Three plays by Montreal playwright Vittorio Rossi to open in Montreal next season

"The Chain", "Legacy" and "Paradise by the River" to play at Moyse Hall

Barry F. Lorenzetti (left) with Vittorio Rossi (right) at the May 1st tribute at The Rialto Theatre

Montreal, May 2, 2019 – It will be a great year for English-language theatre fans in Montreal, as three of Vittorio Rossi’s plays are coming to McGill’s Moyse Hall starting this September. The good news was announced last night at a tribute to Rossi, which was held at The Rialto Theatre as part of the Blue Metropolis Literary Festival. 

“I am a huge fan of Vittorio Rossi,” said Barry Lorenzetti, executive producer and owner of MJJ Entertainment. “When I heard that he had written a sequel to The Chain, I knew right away I wanted to be part of this project. No one can bring the stories of Italian Montrealers to life better than Vittorio Rossi. He writes with authenticity and passion, and I am really proud to be involved in this exciting venture.”

The Chain, which highlights the dramas faced by a first-generation Italian immigrant family in Montreal and which broke box-office records at The Centaur when it debuted in 1988, will run from September 10 through October 6, 2019.

Its sequel, Legacy, which is set thirty years later, will make its debut on April 21 and run through May 17, 2020.

In September 2020, audiences will have the opportunity to see a revival of Rossi’s highly-acclaimed play Paradise by the River, which takes a searing look at the internment of Italian-Canadians in prisoner-of-war camps during the Second World War and which wowed audiences in Montreal and Toronto in 1998 and in 2010.

Vittorio Rossi (left) with Bugs Burnett (right) at the May 1st tribute at The Rialto Theatre.

“I’ve admired the energy and passion in Vittorio’s plays from the beginning,” said playwright and former Gazette theatre critic, Marianne Ackerman, who hosted the tribute to Rossi on May 1st. “But not until I read his works in their entirety did I realise how deeply he has drilled down on his own personal and family experience, finding the universal, the crux of human drama. He is a truly great writer.”

“I am really grateful to Barry Lorenzetti for his commitment to making this happen and for believing in these plays,” said Vittorio Rossi. “A mentor of mine – and English professor – once told me to write about things that are familiar to me. And you know what? That’s been the key secret to my success,” he added. “I write about things I know and understand and I make sure I have an interesting, intriguing, emotionally-charged tale to tell. These three plays are about Italian immigrants in Montreal, but the stories they tell appeal to a far broader audience and teach us something about the people and history of our city.”

Tickets can be purchased at

Tommy Schnurmacher (left) with Vittorio Rossi (right) at the May 1st tribute at The Rialto Theatre.

About Vittorio Rossi

Vittorio Rossi is an award-winning playwright and actor who hails from Ville-Émard.
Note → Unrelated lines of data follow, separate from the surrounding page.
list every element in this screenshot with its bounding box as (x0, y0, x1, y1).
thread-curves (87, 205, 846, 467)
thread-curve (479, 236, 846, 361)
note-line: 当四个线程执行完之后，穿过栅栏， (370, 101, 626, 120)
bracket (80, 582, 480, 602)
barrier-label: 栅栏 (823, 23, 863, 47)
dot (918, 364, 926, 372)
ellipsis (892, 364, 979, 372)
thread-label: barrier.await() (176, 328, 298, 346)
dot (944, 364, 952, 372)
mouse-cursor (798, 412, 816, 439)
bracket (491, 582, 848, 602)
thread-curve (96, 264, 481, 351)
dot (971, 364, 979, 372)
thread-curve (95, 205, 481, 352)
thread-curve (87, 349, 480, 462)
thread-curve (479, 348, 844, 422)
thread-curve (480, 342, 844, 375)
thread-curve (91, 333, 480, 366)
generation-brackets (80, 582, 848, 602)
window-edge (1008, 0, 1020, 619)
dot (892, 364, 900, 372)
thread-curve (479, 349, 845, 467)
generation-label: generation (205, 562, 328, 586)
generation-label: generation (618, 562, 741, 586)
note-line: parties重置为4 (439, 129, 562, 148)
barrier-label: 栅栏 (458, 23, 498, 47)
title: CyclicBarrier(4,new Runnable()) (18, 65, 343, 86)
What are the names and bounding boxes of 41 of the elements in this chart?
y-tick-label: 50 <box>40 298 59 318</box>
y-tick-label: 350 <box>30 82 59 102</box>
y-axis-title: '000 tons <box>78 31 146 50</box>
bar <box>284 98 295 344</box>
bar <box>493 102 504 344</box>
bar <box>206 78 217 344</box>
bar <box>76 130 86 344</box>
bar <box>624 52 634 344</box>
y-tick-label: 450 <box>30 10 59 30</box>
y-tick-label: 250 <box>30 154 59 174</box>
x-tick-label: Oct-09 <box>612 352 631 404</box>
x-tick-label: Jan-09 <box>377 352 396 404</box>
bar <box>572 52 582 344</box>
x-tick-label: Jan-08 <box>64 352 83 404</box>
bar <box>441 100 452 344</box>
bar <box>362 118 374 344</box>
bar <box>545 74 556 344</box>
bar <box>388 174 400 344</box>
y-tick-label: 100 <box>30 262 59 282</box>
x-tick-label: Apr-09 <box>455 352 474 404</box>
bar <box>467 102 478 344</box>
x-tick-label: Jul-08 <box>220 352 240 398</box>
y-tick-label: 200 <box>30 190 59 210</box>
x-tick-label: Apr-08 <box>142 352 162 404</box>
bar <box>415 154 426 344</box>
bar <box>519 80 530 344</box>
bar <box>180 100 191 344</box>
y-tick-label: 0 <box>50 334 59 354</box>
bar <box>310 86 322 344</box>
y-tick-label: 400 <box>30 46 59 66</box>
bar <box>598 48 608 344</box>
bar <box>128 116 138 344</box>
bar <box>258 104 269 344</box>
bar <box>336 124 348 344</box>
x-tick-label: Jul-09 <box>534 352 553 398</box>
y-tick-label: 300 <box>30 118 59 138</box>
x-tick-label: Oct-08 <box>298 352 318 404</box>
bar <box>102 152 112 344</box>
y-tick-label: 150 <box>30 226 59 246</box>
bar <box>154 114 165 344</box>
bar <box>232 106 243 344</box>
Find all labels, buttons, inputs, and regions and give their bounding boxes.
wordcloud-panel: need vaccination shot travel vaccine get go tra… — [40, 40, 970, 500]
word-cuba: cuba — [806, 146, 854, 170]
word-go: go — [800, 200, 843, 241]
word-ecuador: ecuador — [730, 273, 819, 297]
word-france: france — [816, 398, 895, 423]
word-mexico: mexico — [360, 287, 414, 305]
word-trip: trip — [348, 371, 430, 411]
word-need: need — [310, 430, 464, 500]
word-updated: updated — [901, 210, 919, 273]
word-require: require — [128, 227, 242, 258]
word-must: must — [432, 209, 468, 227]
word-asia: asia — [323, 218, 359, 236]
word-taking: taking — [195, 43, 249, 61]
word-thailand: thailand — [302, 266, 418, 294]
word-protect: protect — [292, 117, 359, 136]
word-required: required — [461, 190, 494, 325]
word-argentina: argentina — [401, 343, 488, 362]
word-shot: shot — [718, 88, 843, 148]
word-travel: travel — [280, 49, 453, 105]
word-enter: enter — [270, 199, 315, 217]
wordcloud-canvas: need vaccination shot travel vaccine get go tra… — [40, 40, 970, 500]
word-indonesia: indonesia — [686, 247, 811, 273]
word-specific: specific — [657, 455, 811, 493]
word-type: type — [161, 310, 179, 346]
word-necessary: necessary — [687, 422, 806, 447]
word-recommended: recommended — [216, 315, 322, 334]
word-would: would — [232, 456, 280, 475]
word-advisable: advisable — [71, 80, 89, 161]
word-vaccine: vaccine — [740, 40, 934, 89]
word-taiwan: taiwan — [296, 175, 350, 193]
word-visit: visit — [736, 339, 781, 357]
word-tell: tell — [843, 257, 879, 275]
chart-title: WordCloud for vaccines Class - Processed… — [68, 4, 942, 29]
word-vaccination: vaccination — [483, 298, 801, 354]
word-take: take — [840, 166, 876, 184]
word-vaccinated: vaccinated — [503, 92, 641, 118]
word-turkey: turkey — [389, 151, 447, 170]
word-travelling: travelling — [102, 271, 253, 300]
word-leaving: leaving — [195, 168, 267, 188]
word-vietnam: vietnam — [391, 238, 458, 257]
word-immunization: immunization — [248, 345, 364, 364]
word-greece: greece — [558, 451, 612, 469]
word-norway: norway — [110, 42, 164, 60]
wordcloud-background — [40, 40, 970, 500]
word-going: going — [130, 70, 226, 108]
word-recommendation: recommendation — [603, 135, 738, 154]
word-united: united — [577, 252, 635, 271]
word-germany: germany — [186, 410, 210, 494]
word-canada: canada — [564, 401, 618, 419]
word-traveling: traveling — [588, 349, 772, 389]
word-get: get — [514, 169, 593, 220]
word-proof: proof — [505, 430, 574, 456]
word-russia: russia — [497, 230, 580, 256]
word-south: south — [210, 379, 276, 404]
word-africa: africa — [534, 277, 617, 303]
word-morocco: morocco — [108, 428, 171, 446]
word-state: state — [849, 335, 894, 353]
He writes stories about universal family issues and about the Italian immigrant experience and he is widely considered to be the inaugural Italian-Canadian voice on the English-Canadian stage.

Born on April 16, 1961, in Ville-Émard, to a working-class family of Italian immigrants, Rossi studied theatre at Dawson College and obtained a fine arts degree from Concordia University’s theatre department in 1985.

He burst on to the theatre scene in 1986 with a one-act play called Little Blood Brother, which won the Quebec Drama Festival’s best new play award – a prize he took again the following year with Backstreets

While writer-in-residence at the Centaur Theatre, he wrote his first full-length play, The Chain, which opened the theatre’s 20thAnniversary season in 1988. Since that box office record-breaking debut, he has gone on to write nine plays.

Rossi’s early plays set the tone. According to critic Gregory Reid, they “established his reputation for edgy, testosterone-charged, emotional family dramas, and earned comparisons with David Mamet, while displaying admiration for the work of Arthur Miller and Tennessee Williams.” 

In 1998, Rossi’s play Paradise by the River was independently produced and garnered rave reviews for its searing look at the internment of Italian Canadians in the Petawawa, Ontario, prisoner-of-war camp during the Second World War. 

Rossi returned to the Centaur in 2006, with three masterful plays forming A Carpenter’s Trilogy, and again in 2015, with The Envelope, a comedy that skewered the Canadian film scene.

Vittorio Rossi has also appeared as an actor on television, in movies and in the theatre.